CPESN best practices for home or hand delivery are to wear latex or another type of glove when delivering, to drop medicines off and go back to the vehicle, and to write down the cell phone number of the delivery driver on the package with a note to call the driver in the car while it’s still parked if the patient has questions. Pharmacies should also have the driver document on a form that the patient received the delivery or that the patient understands that the delivery was left outside.
Reproduced here is the Delivery Protocol Example provided to CPESN by one pharmacy (available for download at the link above), whose objective is to protect both its patients and its community health workers by reducing interaction without losing medication supply chain integrity.
- Pharmacists/technicians will target high-risk patients (over 60 years of age, especially over 70, and/or with an underlying risk factor such as HTN, DM, lung disease, immunocompromised) for delivery/curbside pickup.
- Offer free delivery for these patients.
- Team will ask if patient has any questions for the pharmacist.
- Team will get credit card information over the phone whenever possible for non-house account individuals.
- Team will run credit cards prior to delivery and print an extra receipt. One copy of the receipt can go in the patient’s bag, and one will be attached to the documentation sheet as described below. Signature pad at pharmacy will be signed “Delivery.”
- For patients who insist on paying with cash/check, team will instruct patient to leave cash/check in an envelope taped to the door. If change is needed, team must be informed prior to driver leaving the pharmacy.
- Team will inform patients of this protocol (steps below) prior to delivery.

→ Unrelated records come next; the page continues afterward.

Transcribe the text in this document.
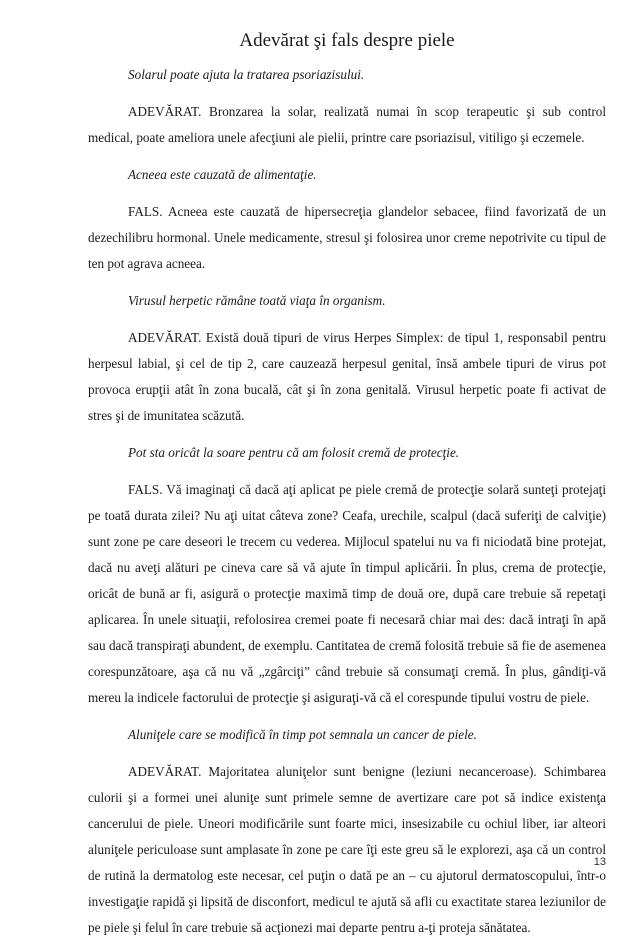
Adevărat şi fals despre piele

Solarul poate ajuta la tratarea psoriazisului.

ADEVĂRAT. Bronzarea la solar, realizată numai în scop terapeutic şi sub control medical, poate ameliora unele afecţiuni ale pielii, printre care psoriazisul, vitiligo şi eczemele.

Acneea este cauzată de alimentaţie.

FALS. Acneea este cauzată de hipersecreţia glandelor sebacee, fiind favorizată de un dezechilibru hormonal. Unele medicamente, stresul şi folosirea unor creme nepotrivite cu tipul de ten pot agrava acneea.

Virusul herpetic rămâne toată viaţa în organism.

ADEVĂRAT. Există două tipuri de virus Herpes Simplex: de tipul 1, responsabil pentru herpesul labial, şi cel de tip 2, care cauzează herpesul genital, însă ambele tipuri de virus pot provoca erupţii atât în zona bucală, cât şi în zona genitală. Virusul herpetic poate fi activat de stres şi de imunitatea scăzută.

Pot sta oricât la soare pentru că am folosit cremă de protecţie.

FALS. Vă imaginaţi că dacă aţi aplicat pe piele cremă de protecţie solară sunteţi protejaţi pe toată durata zilei? Nu aţi uitat câteva zone? Ceafa, urechile, scalpul (dacă suferiţi de calviţie) sunt zone pe care deseori le trecem cu vederea. Mijlocul spatelui nu va fi niciodată bine protejat, dacă nu aveţi alături pe cineva care să vă ajute în timpul aplicării. În plus, crema de protecţie, oricât de bună ar fi, asigură o protecţie maximă timp de două ore, după care trebuie să repetaţi aplicarea. În unele situaţii, refolosirea cremei poate fi necesară chiar mai des: dacă intraţi în apă sau dacă transpiraţi abundent, de exemplu. Cantitatea de cremă folosită trebuie să fie de asemenea corespunzătoare, aşa că nu vă „zgârciţi” când trebuie să consumaţi cremă. În plus, gândiţi-vă mereu la indicele factorului de protecţie şi asiguraţi-vă că el corespunde tipului vostru de piele.

Aluniţele care se modifică în timp pot semnala un cancer de piele.

ADEVĂRAT. Majoritatea aluniţelor sunt benigne (leziuni necanceroase). Schimbarea culorii şi a formei unei aluniţe sunt primele semne de avertizare care pot să indice existenţa cancerului de piele. Uneori modificările sunt foarte mici, insesizabile cu ochiul liber, iar alteori aluniţele periculoase sunt amplasate în zone pe care îţi este greu să le explorezi, aşa că un control de rutină la dermatolog este necesar, cel puţin o dată pe an – cu ajutorul dermatoscopului, într-o investigaţie rapidă şi lipsită de disconfort, medicul te ajută să afli cu exactitate starea leziunilor de pe piele şi felul în care trebuie să acţionezi mai departe pentru a-ţi proteja sănătatea.

13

- Driver will leave delivery on the front porch/assigned area (may have to hang on the door handle etc. – this is done in consultation with patient).
- Driver will call patient from driveway to inform delivery is there and ask if patient can get it in real time.
- Driver will document on form attached to receipt either visually seeing the patient get the delivery or documenting patient understanding that delivery is outside, and they are taking “control” and responsibility for medications.
- Documentation will be kept as normal delivery signature logs are kept.
Keep Going
The protocol above is just one example of what community pharmacists across the country are doing to adapt their service to patients during the COVID-19 crisis. There are of course many others. Resources to find them include this CPESN page that gathers social media posts with the hashtag #covidrx and this NCPA® photo gallery.
Thank you, pharmacists, for your dedication and resourcefulness in serving all of us during this time.
Comments (1)
Our local pharmacy Petricones has been doing this for awhile. They are a hometown family run pharmacy. They have been in business for eons. They have a tent set up and even before you put your car in park they are at the curb to help you. Kudos to them for staying open for their customers. Many of them are my friends and neighbors. Thank you Petricones for being there for Torrington Connecticut.